BREAKING NEWS
latest

728x90

468x60

Monday, April 04, 2016

Imam Muslim dan kitab Shahih Muslim

Gambar: republika.co.id
Jakarta, Muslimedianews ~ Nama lengkap Imam Muslim adalah Abu al-Husain Muslim bin al-Hajjaj bin Muslim bin Kausyaz al Qusyairi an Naisaburi. Lahir pada tahun 206 H di Naisabur, salah satu kota di Khurasan, Iran. 

Naisabur dalam sejarah Islam, merupakan salah satu kota yaang diperhitungkan sebagai pusat ilmu pengetahuan, politik, dan perekonomian selama hampir 150 tahun dibawah kekuasaan dinasti Samaniyah –yang pemimpinnya disebut Amir dibawah kekuasaan khalifah al-Makmun Harun al-Rasyid dari dinasti Abbasiyah-.
 
Salah seorang sejarawan Islam, Imam Dzahabi, menyebutkan dalam kitabnya al-Amshar dzawatu al-Atsar, bahwa Khurasan adalah tempat berputarnya hadis dan berkumpulnya orang-orang mulia. karena di sana salah satu tempat diperolehnya sanad ‘ali (hadis dengan jalur periwayat yang pendek).

Sejarah mengisahkan bahwa Imam Muslim merupakan orang yang sangat cermat dalam meneliti keotentikan sebuah hadis. Sepanjang hidupnya bahkan sampai detik terakhir ia akan menghembuskan nafas, seluruh waktunya tercurah untuk mengkaji hadis. Seperti diceritakan al-Hakim, bahwa Imam Muslim ditemukan meninggal dalam kamar kerjanya saat sedang meneliti kualitas sanad hadis yang ditanyakan kepadanya saat sedang mengajar. Ia wafat pada tahun 261 H di usianya yang ke 55.

Perjalanannya dalam mengumpulkan hadis terekam dan dibukukan dalam berlembar-lembar buku sejarah. Diketahui dari catatan al-Dzahabi dalam al-A’lam al-Nubala, Imam Muslim pertama kali menerima (sima’) hadis dari gurunya pada tahun 218 H, saat itu ia umur 12 tahun. Tak berhenti sampai disana, untuk mendapatkan hadis yang valid dan autentik, Imam Muslim pergi ke berbagai daerah, di antaranya; Hijaz, Mesir, Syam, Iraq, dan lain-lain, untuk mendengar dan belajar hadis langsung dari gurunya.

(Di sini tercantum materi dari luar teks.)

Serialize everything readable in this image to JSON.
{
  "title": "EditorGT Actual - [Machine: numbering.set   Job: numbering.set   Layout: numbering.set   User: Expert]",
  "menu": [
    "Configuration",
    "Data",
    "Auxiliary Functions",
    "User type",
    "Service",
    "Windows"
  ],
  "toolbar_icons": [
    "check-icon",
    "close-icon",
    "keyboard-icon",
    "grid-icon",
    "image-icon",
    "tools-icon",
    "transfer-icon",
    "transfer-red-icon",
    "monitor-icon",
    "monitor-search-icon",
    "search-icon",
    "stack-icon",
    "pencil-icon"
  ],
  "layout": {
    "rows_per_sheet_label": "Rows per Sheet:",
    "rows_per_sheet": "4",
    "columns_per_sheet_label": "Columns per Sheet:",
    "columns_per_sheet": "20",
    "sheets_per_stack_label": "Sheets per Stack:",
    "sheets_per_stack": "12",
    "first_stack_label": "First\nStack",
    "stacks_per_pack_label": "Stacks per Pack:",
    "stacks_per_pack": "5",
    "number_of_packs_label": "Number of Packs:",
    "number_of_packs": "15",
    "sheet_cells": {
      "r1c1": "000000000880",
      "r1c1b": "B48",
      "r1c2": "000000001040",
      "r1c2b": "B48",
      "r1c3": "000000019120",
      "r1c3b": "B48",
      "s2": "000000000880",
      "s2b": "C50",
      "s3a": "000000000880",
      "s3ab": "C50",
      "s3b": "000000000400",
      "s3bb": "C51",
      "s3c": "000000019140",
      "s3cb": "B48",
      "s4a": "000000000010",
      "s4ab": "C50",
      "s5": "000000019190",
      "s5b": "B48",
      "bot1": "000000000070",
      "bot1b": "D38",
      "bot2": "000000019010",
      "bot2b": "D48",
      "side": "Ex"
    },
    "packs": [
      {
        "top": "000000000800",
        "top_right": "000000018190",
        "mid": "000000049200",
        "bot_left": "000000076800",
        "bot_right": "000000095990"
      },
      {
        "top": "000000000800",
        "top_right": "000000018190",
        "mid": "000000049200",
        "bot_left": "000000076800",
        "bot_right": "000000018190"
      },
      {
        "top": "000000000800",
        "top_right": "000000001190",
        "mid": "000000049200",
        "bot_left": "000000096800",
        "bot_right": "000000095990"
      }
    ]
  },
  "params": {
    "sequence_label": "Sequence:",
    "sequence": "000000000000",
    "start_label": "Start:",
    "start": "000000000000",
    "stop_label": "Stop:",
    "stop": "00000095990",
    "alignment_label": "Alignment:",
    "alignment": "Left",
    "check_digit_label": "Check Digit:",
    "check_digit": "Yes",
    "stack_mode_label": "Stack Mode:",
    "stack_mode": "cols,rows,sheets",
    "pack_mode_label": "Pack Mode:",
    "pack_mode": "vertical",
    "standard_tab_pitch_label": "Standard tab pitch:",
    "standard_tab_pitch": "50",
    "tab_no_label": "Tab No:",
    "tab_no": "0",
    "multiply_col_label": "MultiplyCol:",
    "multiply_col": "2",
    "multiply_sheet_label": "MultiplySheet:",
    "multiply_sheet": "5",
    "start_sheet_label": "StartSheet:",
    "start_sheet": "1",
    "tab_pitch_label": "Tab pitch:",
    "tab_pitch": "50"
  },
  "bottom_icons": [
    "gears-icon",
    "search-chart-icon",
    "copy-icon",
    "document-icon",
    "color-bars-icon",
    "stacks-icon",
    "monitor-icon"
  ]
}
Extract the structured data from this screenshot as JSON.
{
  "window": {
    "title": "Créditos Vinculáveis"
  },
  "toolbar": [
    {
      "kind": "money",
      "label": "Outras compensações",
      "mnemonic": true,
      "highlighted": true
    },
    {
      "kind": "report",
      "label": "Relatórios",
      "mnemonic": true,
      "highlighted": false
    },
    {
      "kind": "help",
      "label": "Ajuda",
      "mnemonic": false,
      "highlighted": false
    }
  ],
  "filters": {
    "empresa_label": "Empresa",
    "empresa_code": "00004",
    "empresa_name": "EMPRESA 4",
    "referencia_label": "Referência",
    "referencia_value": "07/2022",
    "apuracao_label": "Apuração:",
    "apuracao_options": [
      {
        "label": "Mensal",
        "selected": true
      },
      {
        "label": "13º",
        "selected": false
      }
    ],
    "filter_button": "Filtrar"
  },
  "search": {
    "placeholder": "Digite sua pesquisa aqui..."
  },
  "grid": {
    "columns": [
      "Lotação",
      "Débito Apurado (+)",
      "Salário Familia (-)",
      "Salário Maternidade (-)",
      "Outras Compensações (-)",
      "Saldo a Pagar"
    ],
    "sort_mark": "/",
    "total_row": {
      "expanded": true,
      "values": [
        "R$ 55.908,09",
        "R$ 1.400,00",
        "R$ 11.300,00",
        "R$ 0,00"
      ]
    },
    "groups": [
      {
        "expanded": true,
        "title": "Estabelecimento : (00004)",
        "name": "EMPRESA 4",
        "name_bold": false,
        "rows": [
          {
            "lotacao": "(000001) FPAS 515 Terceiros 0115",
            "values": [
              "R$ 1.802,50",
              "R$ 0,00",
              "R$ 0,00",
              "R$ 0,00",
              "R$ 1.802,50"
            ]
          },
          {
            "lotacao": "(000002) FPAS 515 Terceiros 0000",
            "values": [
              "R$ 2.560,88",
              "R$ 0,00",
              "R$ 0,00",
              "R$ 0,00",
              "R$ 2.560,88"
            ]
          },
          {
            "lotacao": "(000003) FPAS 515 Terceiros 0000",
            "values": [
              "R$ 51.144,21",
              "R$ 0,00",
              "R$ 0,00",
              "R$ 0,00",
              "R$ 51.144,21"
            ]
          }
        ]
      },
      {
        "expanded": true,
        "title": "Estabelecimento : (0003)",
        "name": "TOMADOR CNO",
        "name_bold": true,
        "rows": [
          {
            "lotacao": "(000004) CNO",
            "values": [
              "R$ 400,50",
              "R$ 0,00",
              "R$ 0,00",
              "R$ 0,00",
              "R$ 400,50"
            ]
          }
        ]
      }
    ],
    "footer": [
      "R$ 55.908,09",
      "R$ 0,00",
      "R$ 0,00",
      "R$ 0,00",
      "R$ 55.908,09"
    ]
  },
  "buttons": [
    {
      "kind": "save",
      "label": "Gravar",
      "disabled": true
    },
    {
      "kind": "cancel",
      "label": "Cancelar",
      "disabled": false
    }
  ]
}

Berdasarkan catatan al-Mizzi, salah ulama Ilmu Hadis, dalam Tahdzib al-Kamal, setidaknya ada sekitar 218 orang yang pernah menjadi guru Imam Muslim. Di antaranya; Yahya ibn Yahya al-Tamimi al-Naisaburi, al-Qa’nabi, Ishaq bin Rahawih, Qutaibah bin Said, Imam al-Bukhari, Ahmad bin Hanbal, Usman bin Abu Syaibah, Ismail bin Abi Uwais dan lain-lain.

Tak hanya itu, sejarah juga mencatat bahwa Imam Muslim adalah tokoh yang selektif dalam memilih hadis, sekaligus tokoh yang dijadikan referensi untuk penilaian jarh wa ta’dil oleh ulama semasanya dan sampai sekarang. 

Hal itu bisa dilihat dari kekayaan intelektualnya yang telah diwariskan kepada kita berupa kitab Shahih Muslim. Sebagaimana Ajaj al-Khatib dalam kitabnya Usul al-Hadis mengungkapkan bahwa kitab Shahih Muslim adalah kitab hadis tershahih setelah Shahih Bukhari, di dalamnya terdapat 3033 hadis. Jumlah tersebut adalah hasil seleksi selama kurang lebih 15 tahun dari 300 ribu hadis yang ia kumpulkan dengan cara mendengar langsung.

“Seandainya para ahli hadis menulis hadis selama 200 tahun, maka poros mereka adalah musnad ini.” Kata Subhi al-Shalih, salah satu pujian yang dikutip oleh al-Dzahabi dalam kitabnya Siyar A’lam al-Nubala’.

Sampai saat ini belum ada yang mampu menyaingi kitab Shahih Muslim dari sisi kesistematisan penetapan hadis-hadis, hingga tidak terjadi pengulangan  di sana sini. Yaitu dengan cara merangkum sanad yang banyak menjadi satu. Salah satunya dengan metode at-tahwil. Sehingga hal ini memudahkan para pembaca hadis dalam melihat jalur periwayatan sebuah hadis.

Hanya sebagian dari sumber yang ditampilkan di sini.